|Haolan Chen||Mobile Internet Group, Tencent|
|Fred X. Han||University of Alberta|
|Di Niu||University of Alberta|
|Dong Liu||Mobile Internet Group, Tencent|
|Kunfeng Lai||Mobile Internet Group, Tencent|
|Chenglin Wu||Mobile Internet Group, Tencent|
|Yu Xu||Mobile Internet Group, Tencent|
This paper studies Short Text Matching. The authors present the design of Multi-Channel Information Crossing , a multi-channel convolutional neural network model for text matching, with additional attention mechanisms from sentence and text semantics.

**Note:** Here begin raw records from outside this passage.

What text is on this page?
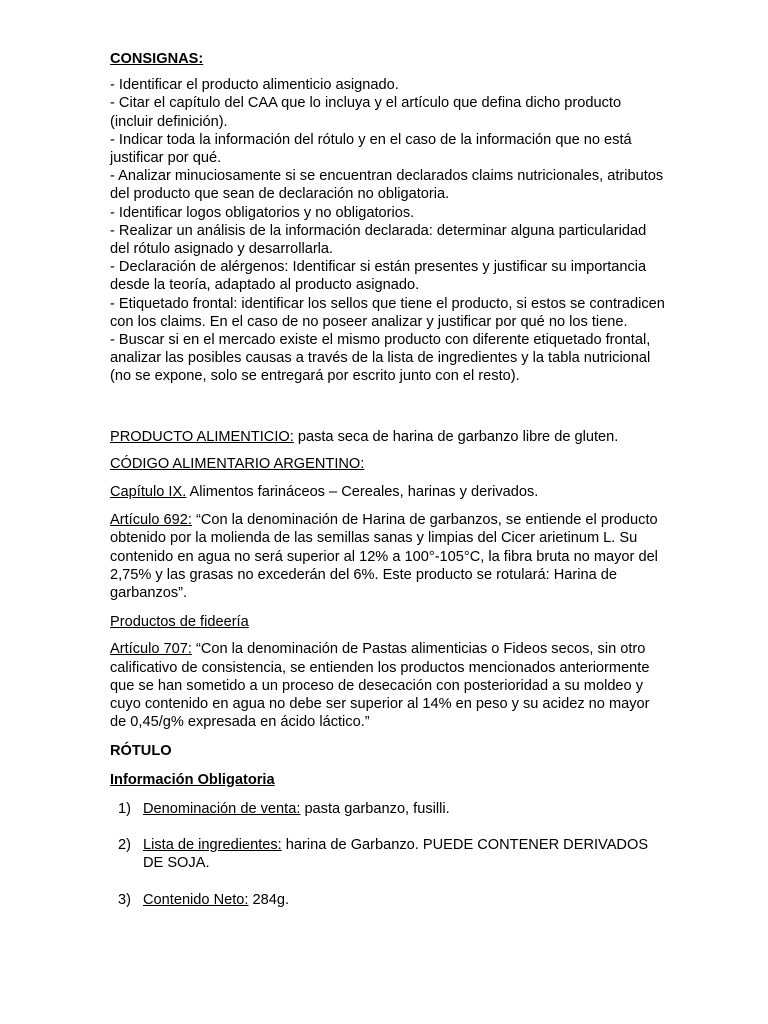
CONSIGNAS:

- Identificar el producto alimenticio asignado.

- Citar el capítulo del CAA que lo incluya y el artículo que defina dicho producto (incluir definición).

- Indicar toda la información del rótulo y en el caso de la información que no está justificar por qué.

- Analizar minuciosamente si se encuentran declarados claims nutricionales, atributos del producto que sean de declaración no obligatoria.

- Identificar logos obligatorios y no obligatorios.

- Realizar un análisis de la información declarada: determinar alguna particularidad del rótulo asignado y desarrollarla.

- Declaración de alérgenos: Identificar si están presentes y justificar su importancia desde la teoría, adaptado al producto asignado.

- Etiquetado frontal: identificar los sellos que tiene el producto, si estos se contradicen con los claims. En el caso de no poseer analizar y justificar por qué no los tiene.

- Buscar si en el mercado existe el mismo producto con diferente etiquetado frontal, analizar las posibles causas a través de la lista de ingredientes y la tabla nutricional (no se expone, solo se entregará por escrito junto con el resto).

PRODUCTO ALIMENTICIO: pasta seca de harina de garbanzo libre de gluten.

CÓDIGO ALIMENTARIO ARGENTINO:

Capítulo IX. Alimentos farináceos – Cereales, harinas y derivados.

Artículo 692: “Con la denominación de Harina de garbanzos, se entiende el producto obtenido por la molienda de las semillas sanas y limpias del Cicer arietinum L. Su contenido en agua no será superior al 12% a 100°-105°C, la fibra bruta no mayor del 2,75% y las grasas no excederán del 6%. Este producto se rotulará: Harina de garbanzos”.

Productos de fideería

Artículo 707: “Con la denominación de Pastas alimenticias o Fideos secos, sin otro calificativo de consistencia, se entienden los productos mencionados anteriormente que se han sometido a un proceso de desecación con posterioridad a su moldeo y cuyo contenido en agua no debe ser superior al 14% en peso y su acidez no mayor de 0,45/g% expresada en ácido láctico.”

RÓTULO

Información Obligatoria

1) Denominación de venta: pasta garbanzo, fusilli.
2) Lista de ingredientes: harina de Garbanzo. PUEDE CONTENER DERIVADOS DE SOJA.
3) Contenido Neto: 284g.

Short Text Matching plays an important role in many natural language processing tasks such as information retrieval, question answering, and conversational system. Conventional text matching methods rely on predefined templates and rules, which are not applicable to short text with limited numebr of words and limit their ability to generalize to unobserved data. Many recent efforts have been made to apply deep neural network models to natural language processing tasks, which reduces the cost of feature engineering. In this paper, we present the design of Multi-Channel Information Crossing , a multi-channel convolutional neural network model for text matching, with additional attention mechanisms from sentence and text semantics. MIX compares text snippets at varied granularities to form a series of multi-channel similarity matrices, which are crossed with another set of carefully designed attention matrices to expose the rich structures of sentences to deep neural networks. We implemented MIX and deployed the system on Tencent’s Venus distributed computation platform. Thanks to carefully engineered multi-channel information crossing, evaluation results suggest that MIX outperforms a wide range of state-of-the-art deep neural network models by at least 11.1% in terms of the normalized discounted cumulative gain, on the English WikiQA dataset. Moreover, we also performed online A/B tests with real users on the search service of Tencent QQ Browser. Results suggest that MIX raised the number of clicks on the returned results by 5.7%, due to an increased accuracy in query-document matching, which demonstrates the superior performance of MIX in production environments.